Who are “they”?
That’s the question I often ask people when they want my opinion about some financial advice they’ve heard. Here are some of the things “they” say:
o Getting student loans is a good thing because it’s an investment in your future.
o Now’s the time to get a home because interest rates are low.
o Never pay off your mortgage, or you should keep a mortgage for the tax break.
o It’s better to pay off the debt by borrowing from your 401(k) retirement savings account because you will be paying yourself back.
My question about who “they” are often solicits chuckles because people realize that in their effort to help themselves, they’ve picked up pieces of advice from biased individuals or without doing the work to figure out if it’s prudent.
Millions of consumers have been duped by people — many once touted as icons — who turn out to be charlatans or who gave advice that they themselves didn’t follow, says Zac Bissonnette, a personal finance writer.
Time and again, we learn that self-help authors have become wealthy not by following their own advice but by selling the concept of a certain life or financial enriching strategy. We’re reminded that politicians, corporate and religious leaders, entrepreneurs, sports figures and relationship experts are not practicing what they preach. It’s these folks that Bissonnette criticizes in “Good Advice from Bad People: Selected Wisdom from Murderers, Stock Swindlers, and Lance Armstrong” (Portfolio/Penguin, $15). It’s my pick for this month’s Color of Money Book Club. The murderers include cult leader Jim Jones.

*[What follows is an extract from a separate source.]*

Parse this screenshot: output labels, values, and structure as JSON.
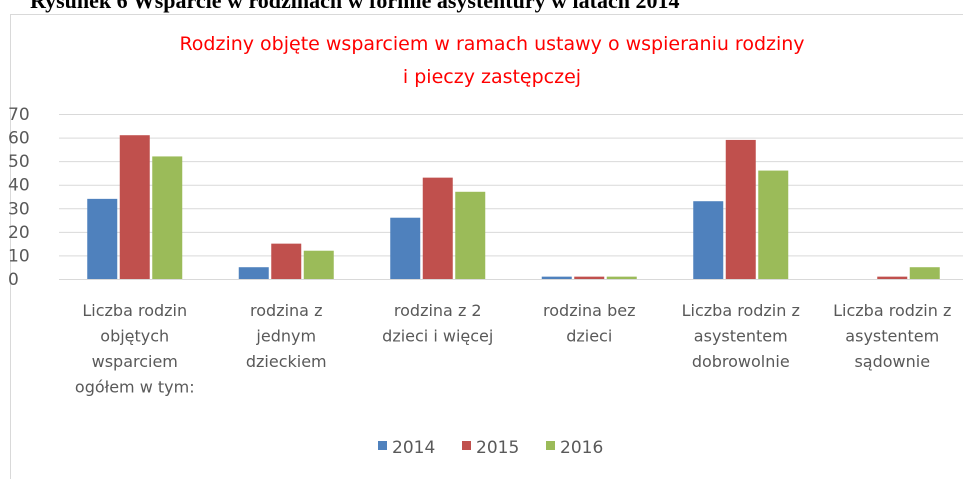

I couldn’t stop shaking my head as Bissonnette took me down memory lane, starting with the financial arena.
Remember the Beardstown Ladies?
They were part of an investment group from Beardstown, Ill., who wrote the best-selling “The Beardstown Ladies’ Common-Sense Investment Guide: How We Beat the Stock Market and How You Can Too.”
Along with some recipes for stew and chicken, we were told that from 1984 to 1993, the ladies had an average annual investment return of 23.4 percent. Their book sold almost 800,000 copies.
But some number crunching from journalists and an eventual audit found the ladies hadn’t beaten the market or most money professionals. Their actual return during the time period had been 9.1 percent, compared with the 15.7 percent average annual return on the Dow Jones industrial average.
The women said it was a miscalculation. Their publishing company was sued. There was a settlement and now we have a good lesson about the importance of vetting people’s investment claims. While you can learn a lot in an investment club, “the ladies would probably be better off if they’d just put their money in time-proven mutual funds,” Bissonnette writes.
Then there is the story of Jesse L. Jackson Jr., the former Democratic congressman from Illinois who is serving prison time for using $750,000 in campaign funds for personal use, including buying Michael Jackson memorabilia.
Bissonnette pulls out this quote from a book Jackson wrote with his father, the Rev. Jesse L. Jackson: “Living above your means is financial sin.” Their book was titled “It’s About the Money!: How You Can Get Out of Debt, Build Wealth, and Achieve Your Financial Dreams.”
Says Bissonnette, “All too often, America’s smiling, inspirational prophets turn out to be comically — and sometimes darkly — horrible at following their own leads.”
I’m sure plenty of people might take issue with some of Bissonnette’s selections of “bad people.” But his book will at least make you pause before you start a sentence with, “They say.”